El español de América

El domingo 2 de enero leí la entrevista al profesor Ilan Stavans. Y, claro, no estoy de acuerdo con el titular principal, El mundo hispánico hablará "spanglish", ni con lo que luego se lee en el artículo Creo que será una lengua franca en el mundo hispánico, algo más matizado. Yo creo que el señor Stavans sigue "desconectado de las cosas mexicanas" (sic), pero también de las venezolanas, colombianas, cubanas, chilenas, uruguayas, argentinas, nicaragüenses, etcétera, en lo que al habla se refiere. En ninguno de esos lugares se habla spanglish. Allí, como en España, se habla español (¿prefieren ustedes castellano?), con más o menos influencias del inglés (los venezolanos dicen "closet", y nosotros, "armario", pero nosotros decimos "marketing" y ellos "mercadeo". Y no creo que la influencia norteamericana vaya a ser tan fuerte como para variar tan profundamente las hablas locales. El spanglish podrá terminar siendo una forma dialectal muy concretamente localizada, pero poco más.No vengamos a querer cambiar un centralismo por otro; afortunadamente, un idioma es un ser vivo que depende de las gentes que lo manejan, y esas gentes son muy variadas. Yo también soy filólogo y profesor universitario, pero, aquí, me interesa destacar mi condición de cuentero, de narrador de historias, y con esta profesión me he recorrido buena parte de la América de habla hispana. Le puedo asegurar que en modo alguno tendemos a la uniformidad; antes al contrario, cada país, cada región, a veces, mantiene sus peculiaridades propias, hasta en los matices más sutiles. Ésa es, precisamente, la grandeza de una lengua. La defensa de su identidad -con todos los mestizajes que un mundo intercultural impone- es lo que nos puede salvar de semejante amenaza de globalización.

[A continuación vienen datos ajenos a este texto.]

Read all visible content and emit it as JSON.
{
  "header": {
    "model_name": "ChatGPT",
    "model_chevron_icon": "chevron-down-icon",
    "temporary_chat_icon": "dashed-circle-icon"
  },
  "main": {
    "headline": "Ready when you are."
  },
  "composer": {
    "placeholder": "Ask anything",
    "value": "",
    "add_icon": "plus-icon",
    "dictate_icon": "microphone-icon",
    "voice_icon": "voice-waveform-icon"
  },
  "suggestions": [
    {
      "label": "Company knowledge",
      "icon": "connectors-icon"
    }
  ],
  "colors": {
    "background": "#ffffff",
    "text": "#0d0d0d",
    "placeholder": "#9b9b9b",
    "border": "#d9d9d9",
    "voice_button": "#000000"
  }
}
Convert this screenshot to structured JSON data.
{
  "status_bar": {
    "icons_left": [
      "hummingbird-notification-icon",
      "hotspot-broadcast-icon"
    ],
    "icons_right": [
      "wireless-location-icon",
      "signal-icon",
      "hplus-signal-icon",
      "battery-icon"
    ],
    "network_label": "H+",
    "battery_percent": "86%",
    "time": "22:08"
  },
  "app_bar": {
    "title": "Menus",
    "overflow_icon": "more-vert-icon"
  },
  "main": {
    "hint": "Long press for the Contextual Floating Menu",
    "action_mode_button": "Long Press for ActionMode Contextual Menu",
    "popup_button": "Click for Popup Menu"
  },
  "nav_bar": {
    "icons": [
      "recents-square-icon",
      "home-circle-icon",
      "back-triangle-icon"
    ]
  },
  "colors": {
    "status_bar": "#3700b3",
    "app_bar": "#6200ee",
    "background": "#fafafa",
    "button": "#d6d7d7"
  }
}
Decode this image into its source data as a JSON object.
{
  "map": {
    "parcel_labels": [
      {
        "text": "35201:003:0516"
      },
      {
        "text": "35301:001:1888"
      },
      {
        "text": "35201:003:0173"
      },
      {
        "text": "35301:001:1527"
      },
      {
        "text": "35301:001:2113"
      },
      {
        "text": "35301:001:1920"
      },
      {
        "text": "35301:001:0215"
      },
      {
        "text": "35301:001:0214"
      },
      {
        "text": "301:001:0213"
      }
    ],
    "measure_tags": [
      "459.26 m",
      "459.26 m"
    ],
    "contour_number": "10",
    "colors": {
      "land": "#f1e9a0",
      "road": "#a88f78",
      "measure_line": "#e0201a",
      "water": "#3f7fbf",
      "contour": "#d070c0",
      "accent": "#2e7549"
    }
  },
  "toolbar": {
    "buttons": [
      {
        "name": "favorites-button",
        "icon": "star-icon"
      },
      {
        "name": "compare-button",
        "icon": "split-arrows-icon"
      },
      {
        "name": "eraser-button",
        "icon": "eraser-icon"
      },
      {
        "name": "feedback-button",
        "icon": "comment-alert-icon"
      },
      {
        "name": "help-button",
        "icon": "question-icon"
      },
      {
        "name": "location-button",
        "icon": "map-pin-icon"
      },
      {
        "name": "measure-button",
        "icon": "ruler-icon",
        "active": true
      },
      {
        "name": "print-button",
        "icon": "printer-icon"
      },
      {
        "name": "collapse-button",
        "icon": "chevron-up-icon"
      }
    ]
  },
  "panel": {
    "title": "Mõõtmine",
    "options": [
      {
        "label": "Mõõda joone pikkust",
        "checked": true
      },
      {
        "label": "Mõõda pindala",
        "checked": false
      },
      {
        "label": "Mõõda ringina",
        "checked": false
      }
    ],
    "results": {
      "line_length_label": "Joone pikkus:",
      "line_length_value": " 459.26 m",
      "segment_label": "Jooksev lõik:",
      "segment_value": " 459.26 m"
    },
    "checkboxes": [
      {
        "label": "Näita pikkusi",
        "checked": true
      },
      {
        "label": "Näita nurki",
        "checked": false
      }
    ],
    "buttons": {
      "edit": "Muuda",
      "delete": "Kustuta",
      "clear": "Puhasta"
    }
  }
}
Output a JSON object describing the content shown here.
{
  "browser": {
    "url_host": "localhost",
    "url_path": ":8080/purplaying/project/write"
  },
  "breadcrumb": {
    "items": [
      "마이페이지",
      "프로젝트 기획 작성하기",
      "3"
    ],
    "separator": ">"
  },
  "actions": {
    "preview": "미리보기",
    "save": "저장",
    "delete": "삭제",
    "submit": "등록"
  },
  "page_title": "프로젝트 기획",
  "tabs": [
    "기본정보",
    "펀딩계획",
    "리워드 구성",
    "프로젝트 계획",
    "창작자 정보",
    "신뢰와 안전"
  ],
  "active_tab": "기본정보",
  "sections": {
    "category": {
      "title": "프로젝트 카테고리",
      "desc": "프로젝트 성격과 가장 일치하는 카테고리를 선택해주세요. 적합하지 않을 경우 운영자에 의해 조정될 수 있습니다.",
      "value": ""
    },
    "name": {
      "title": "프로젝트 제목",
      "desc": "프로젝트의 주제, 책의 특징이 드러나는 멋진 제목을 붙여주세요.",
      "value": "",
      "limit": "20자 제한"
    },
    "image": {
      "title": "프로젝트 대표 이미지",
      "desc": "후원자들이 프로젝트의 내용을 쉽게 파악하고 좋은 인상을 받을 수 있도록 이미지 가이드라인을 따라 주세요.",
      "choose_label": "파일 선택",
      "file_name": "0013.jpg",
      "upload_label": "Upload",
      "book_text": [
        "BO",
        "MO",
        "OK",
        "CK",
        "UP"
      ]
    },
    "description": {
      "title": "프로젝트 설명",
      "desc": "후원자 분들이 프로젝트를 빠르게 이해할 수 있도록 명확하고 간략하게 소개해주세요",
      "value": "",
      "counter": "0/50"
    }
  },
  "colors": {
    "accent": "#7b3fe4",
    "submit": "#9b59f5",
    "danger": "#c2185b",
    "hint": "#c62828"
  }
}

Yo le invitaría, mejor, a que se pusiera a confeccionar un diccionario comparativo, en el que aprendiéramos que en cada lugar las cosas se nombran de forma diferente y que una misma palabra no significa lo mismo en todos los sitios. Así, yo no me hubiera enfadado tanto cuando la primera vez que fui a México tardaron tres cuartos de hora en traerme un café, después de decirme: "Ahorita".- Antonio González Beltrán. Elche.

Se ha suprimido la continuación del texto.